Chronique. Robert Seethaler, Une vie entière : Leçon de simplicité


À mon avis, la chronique de Claude-Henry du Bord | 

Né à Vienne en 1966, Robert Seethaler vit aujourd’hui à Berlin où il est acteur, scénariste et écrivain. Son précédent roman, Le Tabac Tresniek (2014) rencontra un bel accueil en France aussi bien de la part du public que de la critique. Une vie entière surprend, et c’est peu dire, par la minceur du propos : il ne se passe presque rien dans la vie d’Andréas Egger, un homme de peu, de très modeste origine, fou de sa montagne, de son coin de terre, mais dans ce rien l’humanité, est contenue avec une force rare. Rien de lyrique, une écriture sans gras, « l’os de la réalité » dirait Pavese et rien que l’os. Pas d’envolée, une sobriété à l’image de cette vie plus que humble, plus que modeste. Un sentiment de nudité qui traduit à merveille le silence de ce héros sans histoire.

 

Tout commence par une scène de sauvetage, Andréas découvre, un matin de février 1933, le chevrier Jean des Cormes agonisant sur sa paillasse, il le relève, l’installe dans une hotte arrimée à son dos, le porte au village sous des rafales de neige, quand le chevrier, libre et sauvage, s’enfuit dans le brouillard et les frimas, après avoir seulement lâché quelques paroles… Que deviendra-t-il ? Épuisée, Andréas fait une halte dans une auberge, le corsage de Marie, la serveuse, une fille charpentée aux mains calleuses, effleure son bras alors qu’elle lui sert un verre de schnaps, une petite douleur tenace l’envahit. Il l’invite à quelques ballades, elle accepte et grâce au concours d’un collègue de travail d’une entreprise de construction de téléphérique, lui fait une des plus belles déclarations d’amour qui soit : il a fait installer (pour l’équivalent d’une de ses journées de salaire) de petits sacs de lin imprégnés de pétrole qui, une fois enflammés, dessinent sur le flanc de la montagne, à la nuit tombée, la déclaration d’amour minimaliste suivante : Pour toi Marie, en lettres de feu vacillantes… Elle accepte de l’épouser et meurt peu de temps après victime d’une avalanche. Même brisée comme peut l’être une jambe, la vie reste la vie.

 

Journalier, sans le sou, jouissant de la beauté de ce qui l’entoure, Andréas continue de construire son existence sans lustre apparent au jour le jour, avec une détermination tranquille, sans parler ou presque.

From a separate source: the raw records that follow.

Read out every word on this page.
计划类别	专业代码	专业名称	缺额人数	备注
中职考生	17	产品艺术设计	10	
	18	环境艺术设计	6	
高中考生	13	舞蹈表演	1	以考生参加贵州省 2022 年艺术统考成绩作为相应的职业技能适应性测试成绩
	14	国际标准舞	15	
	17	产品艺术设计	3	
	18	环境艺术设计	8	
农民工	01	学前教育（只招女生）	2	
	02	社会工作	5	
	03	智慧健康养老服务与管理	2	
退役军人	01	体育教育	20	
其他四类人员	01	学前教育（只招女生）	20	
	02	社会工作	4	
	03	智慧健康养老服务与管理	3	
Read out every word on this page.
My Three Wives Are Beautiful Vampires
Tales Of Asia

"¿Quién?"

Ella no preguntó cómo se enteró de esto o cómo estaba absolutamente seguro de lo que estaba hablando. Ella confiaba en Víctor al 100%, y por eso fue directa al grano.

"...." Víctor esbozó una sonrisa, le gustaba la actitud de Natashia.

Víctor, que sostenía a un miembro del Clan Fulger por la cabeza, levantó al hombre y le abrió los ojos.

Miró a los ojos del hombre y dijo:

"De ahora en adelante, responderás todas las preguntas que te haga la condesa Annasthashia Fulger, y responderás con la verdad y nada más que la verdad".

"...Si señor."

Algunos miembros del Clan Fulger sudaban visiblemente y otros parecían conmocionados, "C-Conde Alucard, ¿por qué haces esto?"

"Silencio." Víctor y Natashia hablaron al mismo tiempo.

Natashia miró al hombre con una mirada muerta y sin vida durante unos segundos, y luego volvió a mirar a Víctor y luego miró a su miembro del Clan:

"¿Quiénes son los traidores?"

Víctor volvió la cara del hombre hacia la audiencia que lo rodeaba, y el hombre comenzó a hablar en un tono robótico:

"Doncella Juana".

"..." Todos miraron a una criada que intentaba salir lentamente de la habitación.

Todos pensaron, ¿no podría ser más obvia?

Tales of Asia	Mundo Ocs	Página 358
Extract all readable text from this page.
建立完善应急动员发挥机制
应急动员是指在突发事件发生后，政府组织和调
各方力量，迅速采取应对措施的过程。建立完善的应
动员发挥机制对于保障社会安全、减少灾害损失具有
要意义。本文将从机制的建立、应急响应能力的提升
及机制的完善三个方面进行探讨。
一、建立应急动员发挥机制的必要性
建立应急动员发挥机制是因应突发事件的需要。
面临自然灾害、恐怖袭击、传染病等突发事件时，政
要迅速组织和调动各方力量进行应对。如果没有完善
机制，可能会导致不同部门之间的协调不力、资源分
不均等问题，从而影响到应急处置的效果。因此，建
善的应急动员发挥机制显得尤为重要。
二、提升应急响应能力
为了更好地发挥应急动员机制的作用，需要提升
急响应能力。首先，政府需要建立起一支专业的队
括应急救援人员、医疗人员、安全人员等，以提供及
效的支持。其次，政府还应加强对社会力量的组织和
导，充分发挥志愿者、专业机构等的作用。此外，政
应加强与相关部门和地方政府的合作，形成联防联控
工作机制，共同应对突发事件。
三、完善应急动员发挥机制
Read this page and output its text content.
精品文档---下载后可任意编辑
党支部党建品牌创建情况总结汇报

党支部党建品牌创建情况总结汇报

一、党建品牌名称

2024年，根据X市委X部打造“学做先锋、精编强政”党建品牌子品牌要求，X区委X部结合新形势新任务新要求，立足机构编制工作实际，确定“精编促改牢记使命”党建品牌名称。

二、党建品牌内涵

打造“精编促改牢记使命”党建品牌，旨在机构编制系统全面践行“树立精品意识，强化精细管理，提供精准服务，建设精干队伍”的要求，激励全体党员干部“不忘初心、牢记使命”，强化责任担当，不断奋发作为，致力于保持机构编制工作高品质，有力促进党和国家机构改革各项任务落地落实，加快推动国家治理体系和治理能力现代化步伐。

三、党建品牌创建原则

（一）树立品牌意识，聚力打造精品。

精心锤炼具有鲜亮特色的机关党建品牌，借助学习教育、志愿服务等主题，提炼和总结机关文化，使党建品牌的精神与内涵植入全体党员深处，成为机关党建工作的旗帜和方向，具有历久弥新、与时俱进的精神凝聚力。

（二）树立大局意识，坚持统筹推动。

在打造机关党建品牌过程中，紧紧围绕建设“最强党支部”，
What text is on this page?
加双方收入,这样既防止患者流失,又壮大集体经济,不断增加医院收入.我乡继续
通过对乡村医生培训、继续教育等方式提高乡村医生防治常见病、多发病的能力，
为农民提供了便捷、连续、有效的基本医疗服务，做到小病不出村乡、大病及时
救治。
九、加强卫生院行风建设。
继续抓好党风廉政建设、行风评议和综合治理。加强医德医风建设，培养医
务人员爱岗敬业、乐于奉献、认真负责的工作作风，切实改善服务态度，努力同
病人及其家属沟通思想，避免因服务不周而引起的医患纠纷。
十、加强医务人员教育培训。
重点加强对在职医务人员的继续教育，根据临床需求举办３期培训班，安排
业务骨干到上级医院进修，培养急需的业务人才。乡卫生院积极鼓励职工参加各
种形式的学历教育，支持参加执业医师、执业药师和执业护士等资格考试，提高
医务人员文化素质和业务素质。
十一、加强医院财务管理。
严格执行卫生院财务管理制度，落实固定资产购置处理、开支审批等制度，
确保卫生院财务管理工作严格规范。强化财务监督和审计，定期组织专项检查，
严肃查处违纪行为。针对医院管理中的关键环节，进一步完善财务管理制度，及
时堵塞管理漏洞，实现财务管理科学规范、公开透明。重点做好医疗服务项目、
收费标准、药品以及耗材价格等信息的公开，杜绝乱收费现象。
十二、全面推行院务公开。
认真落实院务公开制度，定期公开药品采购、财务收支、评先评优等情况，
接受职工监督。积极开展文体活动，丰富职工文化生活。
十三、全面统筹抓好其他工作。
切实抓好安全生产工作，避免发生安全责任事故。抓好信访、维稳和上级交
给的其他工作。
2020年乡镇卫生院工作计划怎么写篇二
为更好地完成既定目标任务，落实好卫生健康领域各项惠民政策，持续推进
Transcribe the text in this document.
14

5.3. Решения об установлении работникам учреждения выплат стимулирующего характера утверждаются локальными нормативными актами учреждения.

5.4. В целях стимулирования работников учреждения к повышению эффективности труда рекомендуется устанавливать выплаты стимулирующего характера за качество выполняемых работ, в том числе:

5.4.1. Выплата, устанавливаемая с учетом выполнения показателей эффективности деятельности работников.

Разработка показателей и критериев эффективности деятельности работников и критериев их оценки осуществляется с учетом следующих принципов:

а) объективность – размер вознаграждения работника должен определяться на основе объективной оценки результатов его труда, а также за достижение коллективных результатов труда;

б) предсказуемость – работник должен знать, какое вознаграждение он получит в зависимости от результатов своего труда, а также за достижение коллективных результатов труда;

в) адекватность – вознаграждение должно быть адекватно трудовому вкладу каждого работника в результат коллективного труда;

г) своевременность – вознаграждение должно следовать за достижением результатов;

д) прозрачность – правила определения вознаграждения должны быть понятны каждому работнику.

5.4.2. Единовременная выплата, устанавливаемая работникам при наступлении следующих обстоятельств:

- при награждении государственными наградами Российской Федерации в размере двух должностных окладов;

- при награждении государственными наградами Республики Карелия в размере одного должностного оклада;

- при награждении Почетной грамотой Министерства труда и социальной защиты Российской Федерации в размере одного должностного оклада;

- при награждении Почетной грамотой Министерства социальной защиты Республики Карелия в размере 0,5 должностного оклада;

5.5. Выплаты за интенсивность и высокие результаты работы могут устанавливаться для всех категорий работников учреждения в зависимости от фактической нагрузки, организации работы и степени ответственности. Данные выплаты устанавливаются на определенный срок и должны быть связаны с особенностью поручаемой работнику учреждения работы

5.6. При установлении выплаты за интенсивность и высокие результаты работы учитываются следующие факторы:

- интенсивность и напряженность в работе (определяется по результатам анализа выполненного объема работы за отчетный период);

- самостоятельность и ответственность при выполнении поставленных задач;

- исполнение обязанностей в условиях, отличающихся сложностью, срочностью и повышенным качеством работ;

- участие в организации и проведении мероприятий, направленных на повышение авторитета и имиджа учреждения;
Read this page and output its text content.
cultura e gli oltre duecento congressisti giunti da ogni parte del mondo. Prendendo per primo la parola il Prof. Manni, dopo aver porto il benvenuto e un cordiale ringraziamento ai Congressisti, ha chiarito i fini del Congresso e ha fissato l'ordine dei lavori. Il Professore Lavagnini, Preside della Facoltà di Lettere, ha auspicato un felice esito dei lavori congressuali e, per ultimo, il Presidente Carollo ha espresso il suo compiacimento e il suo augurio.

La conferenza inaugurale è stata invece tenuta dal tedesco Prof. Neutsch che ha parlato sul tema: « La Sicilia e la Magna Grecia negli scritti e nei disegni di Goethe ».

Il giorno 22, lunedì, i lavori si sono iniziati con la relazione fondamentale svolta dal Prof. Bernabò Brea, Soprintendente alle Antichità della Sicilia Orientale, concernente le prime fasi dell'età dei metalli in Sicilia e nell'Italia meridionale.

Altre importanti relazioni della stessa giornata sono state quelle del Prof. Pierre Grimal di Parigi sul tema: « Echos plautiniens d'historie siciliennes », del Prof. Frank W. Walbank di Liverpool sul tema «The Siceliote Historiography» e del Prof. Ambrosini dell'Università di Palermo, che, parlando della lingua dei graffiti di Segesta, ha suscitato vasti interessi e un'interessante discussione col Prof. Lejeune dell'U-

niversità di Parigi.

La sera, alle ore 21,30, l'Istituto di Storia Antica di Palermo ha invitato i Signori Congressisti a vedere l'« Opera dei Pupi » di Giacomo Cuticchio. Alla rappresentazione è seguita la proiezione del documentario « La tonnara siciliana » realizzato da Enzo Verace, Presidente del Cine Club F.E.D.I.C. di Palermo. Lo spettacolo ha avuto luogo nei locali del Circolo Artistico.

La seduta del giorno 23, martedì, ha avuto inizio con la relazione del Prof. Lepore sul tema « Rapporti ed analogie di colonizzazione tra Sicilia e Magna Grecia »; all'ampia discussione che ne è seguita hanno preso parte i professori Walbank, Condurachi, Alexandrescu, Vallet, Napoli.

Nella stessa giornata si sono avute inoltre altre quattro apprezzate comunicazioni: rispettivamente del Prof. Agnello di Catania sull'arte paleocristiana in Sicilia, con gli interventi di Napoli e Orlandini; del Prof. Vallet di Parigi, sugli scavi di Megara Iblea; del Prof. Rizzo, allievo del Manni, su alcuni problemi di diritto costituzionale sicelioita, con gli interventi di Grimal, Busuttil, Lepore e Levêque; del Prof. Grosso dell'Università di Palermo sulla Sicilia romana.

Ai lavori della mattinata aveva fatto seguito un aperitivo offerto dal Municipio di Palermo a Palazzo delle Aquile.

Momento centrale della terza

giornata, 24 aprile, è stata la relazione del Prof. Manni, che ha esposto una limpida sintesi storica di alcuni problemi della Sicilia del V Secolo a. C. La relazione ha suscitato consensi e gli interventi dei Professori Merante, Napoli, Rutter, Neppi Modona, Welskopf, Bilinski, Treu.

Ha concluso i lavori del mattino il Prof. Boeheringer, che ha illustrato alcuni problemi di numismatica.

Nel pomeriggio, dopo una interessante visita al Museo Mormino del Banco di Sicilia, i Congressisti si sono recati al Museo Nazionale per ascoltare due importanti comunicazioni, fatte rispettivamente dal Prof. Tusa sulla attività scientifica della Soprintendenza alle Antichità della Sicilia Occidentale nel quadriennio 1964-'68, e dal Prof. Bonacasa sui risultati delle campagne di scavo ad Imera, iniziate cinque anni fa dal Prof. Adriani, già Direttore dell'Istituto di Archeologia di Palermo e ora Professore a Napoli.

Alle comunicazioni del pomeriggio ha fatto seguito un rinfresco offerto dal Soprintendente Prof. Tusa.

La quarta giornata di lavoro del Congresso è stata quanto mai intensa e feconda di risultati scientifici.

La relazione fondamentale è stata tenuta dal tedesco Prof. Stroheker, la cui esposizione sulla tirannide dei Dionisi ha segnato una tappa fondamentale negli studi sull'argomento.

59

Celui qui fut cet orphelin maltraité, copieusement fouetté au moindre faux pas par un père adoptif qui le tance à coup de baguette de coudrier, au point de le rendre à jamais boiteux, décide tout simplement d’« élever son regard, pour voir plus loin que son petit bout de terre, le plus loin possible ». Il fera carrière dans cette entreprise rude en forant la montagne de milliers de trous, pour y introduire d’énormes bâtons de dynamites, puis poncera l’acier rouillé en assurant la maintenance des téléphériques. Rien de glorieux. Mais la gloire, il ne sait même pas ce que cela recouvre et s’en fiche. Il vit, il a de l’air dans ses poumons, un toit de fortune et ce rien lui suffit. La guerre le happe, il se retrouve dans les montagnes du Caucase, puis prisonnier en Russie, connaît la faim, le travail forcé, s’en sort, sans plus en tirer d’orgueil que de joie. Le monde change, sa montagne est bientôt envahie par des hordes de touristes, Andréas s’adapte, presque par hasard ou en suivant des circonstances pour le moins occasionnelles, et devient guide. Cela lui suffit et même s’il ne décroche pas la mâchoire en promenant ses clients, il est apprécié pour sa connaissance de lieux où le danger rôde, où la mort, la « Femme froide », vient chercher celui qui ne s’y attend pas.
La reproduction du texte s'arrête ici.